The CMP process is one method for performing wafer planarization. In general, the CMP process involves holding and contacting a rotating wafer against a moving polishing pad under a controlled pressure. CMP systems typically configure the polishing pad on a rotary table or a linear belt.
FIG. 1 is an illustration showing a linear CMP apparatus, in accordance with the prior art. The linear CMP apparatus includes a polishing pad 101 configured to rotate in a direction 105 around rollers 103. A platen 107 is disposed opposite a working surface of the polishing pad 101 to provide backing support to the polishing pad 101 during a CMP operation. A wafer carrier 109 is configured to hold and apply a wafer 111 to the working surface of the polishing pad 101 during the CMP operation. The wafer carrier 109 is capable of rotating in a direction 113 while simultaneously applying the wafer 111 to the polishing pad 101 with an appropriate force as indicated by an arrow 115. An air bearing 117 is utilized between the platen 107 and the polishing pad 101 to facilitate traversal of the polishing pad 101 across the platen 107. A slurry 119 is introduced onto and distributed over the working surface of the polishing pad 101 to facilitate and enhance the CMP operation. Additionally, a conditioner 121 is used to condition the working surface of the polishing pad 101 as it travels in the direction 105.

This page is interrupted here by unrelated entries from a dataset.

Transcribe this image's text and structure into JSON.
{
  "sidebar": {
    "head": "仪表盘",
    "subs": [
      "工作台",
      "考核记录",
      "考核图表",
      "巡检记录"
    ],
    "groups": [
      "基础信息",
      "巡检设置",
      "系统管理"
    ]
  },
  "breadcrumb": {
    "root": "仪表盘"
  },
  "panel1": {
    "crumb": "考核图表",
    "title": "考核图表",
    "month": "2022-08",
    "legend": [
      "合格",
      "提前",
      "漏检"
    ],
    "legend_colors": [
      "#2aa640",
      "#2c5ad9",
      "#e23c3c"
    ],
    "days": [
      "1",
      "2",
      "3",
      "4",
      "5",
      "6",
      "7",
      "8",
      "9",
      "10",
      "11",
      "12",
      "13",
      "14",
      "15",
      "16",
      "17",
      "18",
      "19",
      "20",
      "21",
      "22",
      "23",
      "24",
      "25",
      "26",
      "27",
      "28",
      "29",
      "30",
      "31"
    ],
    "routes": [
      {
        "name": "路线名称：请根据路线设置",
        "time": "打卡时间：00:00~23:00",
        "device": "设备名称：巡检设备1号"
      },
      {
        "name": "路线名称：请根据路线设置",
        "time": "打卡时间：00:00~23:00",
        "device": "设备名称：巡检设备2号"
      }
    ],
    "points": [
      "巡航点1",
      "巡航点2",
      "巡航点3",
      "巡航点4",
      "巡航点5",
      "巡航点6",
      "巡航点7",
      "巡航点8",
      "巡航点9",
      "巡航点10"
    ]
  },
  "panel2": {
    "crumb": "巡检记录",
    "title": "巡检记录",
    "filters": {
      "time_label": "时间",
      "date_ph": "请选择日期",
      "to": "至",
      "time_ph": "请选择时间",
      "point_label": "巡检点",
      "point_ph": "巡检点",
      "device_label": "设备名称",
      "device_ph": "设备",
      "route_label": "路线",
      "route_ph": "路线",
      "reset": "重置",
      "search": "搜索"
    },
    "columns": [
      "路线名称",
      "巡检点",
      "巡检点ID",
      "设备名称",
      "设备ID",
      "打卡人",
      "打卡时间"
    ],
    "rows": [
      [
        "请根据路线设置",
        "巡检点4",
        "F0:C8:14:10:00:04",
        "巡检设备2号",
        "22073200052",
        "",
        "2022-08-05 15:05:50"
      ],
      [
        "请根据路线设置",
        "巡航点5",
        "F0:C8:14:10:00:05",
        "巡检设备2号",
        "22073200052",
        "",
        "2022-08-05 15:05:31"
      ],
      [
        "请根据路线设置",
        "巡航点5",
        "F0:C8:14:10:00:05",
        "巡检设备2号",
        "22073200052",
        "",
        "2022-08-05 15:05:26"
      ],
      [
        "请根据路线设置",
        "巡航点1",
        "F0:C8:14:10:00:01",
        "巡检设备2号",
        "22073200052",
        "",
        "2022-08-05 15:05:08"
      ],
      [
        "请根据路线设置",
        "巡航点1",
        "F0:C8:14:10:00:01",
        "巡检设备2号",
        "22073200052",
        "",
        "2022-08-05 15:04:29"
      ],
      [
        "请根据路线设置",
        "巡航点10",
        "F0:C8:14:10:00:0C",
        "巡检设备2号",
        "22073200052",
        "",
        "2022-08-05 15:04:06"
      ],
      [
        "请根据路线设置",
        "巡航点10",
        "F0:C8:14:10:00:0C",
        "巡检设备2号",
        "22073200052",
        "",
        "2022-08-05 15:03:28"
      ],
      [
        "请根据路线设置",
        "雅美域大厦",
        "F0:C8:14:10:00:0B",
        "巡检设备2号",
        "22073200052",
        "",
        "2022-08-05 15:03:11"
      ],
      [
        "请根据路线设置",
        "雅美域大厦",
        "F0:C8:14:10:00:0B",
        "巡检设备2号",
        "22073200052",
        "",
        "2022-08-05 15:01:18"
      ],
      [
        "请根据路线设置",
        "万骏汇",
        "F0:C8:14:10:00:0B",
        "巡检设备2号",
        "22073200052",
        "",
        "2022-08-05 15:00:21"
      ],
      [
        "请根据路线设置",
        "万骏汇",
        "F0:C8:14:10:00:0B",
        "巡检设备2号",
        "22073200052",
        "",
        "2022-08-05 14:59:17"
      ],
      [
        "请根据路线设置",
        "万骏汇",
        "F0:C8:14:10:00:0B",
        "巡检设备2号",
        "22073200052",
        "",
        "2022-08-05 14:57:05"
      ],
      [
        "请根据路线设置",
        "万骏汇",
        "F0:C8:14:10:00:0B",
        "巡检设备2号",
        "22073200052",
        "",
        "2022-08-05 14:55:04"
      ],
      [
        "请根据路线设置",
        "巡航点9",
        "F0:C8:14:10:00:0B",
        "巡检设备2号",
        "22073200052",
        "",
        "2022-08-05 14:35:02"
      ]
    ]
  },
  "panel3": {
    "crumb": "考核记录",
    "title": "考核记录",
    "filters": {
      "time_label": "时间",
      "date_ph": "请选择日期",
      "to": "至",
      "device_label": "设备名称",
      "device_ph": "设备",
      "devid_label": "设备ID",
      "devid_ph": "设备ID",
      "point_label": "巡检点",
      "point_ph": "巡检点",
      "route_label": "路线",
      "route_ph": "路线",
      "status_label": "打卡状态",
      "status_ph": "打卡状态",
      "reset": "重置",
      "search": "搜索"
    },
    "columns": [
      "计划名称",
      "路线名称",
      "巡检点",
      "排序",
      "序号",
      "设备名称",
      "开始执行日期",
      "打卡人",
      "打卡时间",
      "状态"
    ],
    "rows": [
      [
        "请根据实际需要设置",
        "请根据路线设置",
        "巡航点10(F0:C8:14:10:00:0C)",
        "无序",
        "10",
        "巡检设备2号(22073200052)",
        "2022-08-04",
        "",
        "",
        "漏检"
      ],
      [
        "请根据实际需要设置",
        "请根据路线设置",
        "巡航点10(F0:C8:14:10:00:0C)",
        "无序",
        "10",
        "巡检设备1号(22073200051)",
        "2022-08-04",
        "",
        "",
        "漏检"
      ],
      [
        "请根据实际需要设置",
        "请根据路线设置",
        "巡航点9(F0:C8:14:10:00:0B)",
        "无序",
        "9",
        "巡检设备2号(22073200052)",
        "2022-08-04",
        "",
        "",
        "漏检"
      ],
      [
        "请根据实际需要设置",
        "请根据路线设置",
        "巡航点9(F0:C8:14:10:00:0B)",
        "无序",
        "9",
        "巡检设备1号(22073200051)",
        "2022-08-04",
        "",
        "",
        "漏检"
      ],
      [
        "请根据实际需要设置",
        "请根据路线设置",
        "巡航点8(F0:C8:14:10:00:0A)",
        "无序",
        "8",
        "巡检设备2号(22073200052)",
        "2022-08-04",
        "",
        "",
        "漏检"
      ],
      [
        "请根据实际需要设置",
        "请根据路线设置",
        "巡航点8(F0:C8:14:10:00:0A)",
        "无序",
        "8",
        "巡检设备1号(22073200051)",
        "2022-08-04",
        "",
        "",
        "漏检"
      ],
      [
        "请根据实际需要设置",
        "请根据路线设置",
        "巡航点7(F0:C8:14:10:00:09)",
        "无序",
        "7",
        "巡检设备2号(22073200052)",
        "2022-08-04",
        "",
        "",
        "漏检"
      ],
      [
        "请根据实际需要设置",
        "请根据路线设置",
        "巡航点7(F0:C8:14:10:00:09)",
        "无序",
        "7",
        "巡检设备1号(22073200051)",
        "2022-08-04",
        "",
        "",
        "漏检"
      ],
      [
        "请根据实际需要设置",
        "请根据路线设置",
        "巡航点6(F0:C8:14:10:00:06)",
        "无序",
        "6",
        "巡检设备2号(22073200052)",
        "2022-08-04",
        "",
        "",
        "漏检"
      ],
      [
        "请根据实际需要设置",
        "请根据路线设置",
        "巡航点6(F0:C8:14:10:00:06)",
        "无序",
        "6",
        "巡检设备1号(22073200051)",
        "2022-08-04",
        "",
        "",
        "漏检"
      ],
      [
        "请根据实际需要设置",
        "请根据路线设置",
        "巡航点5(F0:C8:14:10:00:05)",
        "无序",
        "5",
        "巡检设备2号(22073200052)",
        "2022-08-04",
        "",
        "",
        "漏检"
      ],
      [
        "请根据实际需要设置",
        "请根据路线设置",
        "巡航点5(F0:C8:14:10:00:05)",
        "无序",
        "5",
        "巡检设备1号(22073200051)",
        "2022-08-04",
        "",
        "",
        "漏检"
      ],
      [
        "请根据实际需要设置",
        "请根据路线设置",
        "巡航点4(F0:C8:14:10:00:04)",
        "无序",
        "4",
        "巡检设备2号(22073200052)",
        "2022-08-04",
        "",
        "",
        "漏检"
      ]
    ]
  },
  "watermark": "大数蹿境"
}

FIG. 2 is an illustration showing a close-up side view of the linear CMP apparatus, in accordance with the prior art. The wafer carrier 109 is shown applying the wafer 111 to the working surface of the polishing pad 101 with the appropriate force 115. As previously mentioned the polishing pad 101 travels in the direction 105 while the wafer carrier rotates in the direction 113. The slurry 119 is introduced onto the working surface of the polishing pad 101 at a location in front of the wafer carrier 109, relative to the polishing pad 101 movement direction 105. The platen 107 is shown disposed beneath the location at with the wafer 111 is applied to the polishing pad 101. The air bearing 117 is also shown between the platen 107 and the polishing pad 101. The air bearing 117 is formed by introduction of air fluids through a manifold-like structure in the platen 107. A thickness of the air bearing 117 can be changed through adjustment of a platen height. The platen height is typically measured between a top surface of the platen 107 and a fixed reference point. The air bearing 117 properties (i.e., air fluid pressures) and platen height, along with a number of other parameters, are capable of affecting an interface between the wafer 111 and the working surface of the polishing pad 101.
Much of the CMP process is empirically understood but not analytically understood. Due to a lack of analytical understanding and a lack of in situ sensors, real-time control of the CMP process is difficult. The CMP process has traditionally used a statistical surface response method (SRM) to model a relationship between CMP process parameters and associated responses. However, the SRM models are limited in their ability to provide precise, real-time response predictions for complex CMP processes performed under variable environmental conditions.
In view of the foregoing, there is a need for a method that will provide real-time response predictions for CMP processes performed under variable environmental conditions.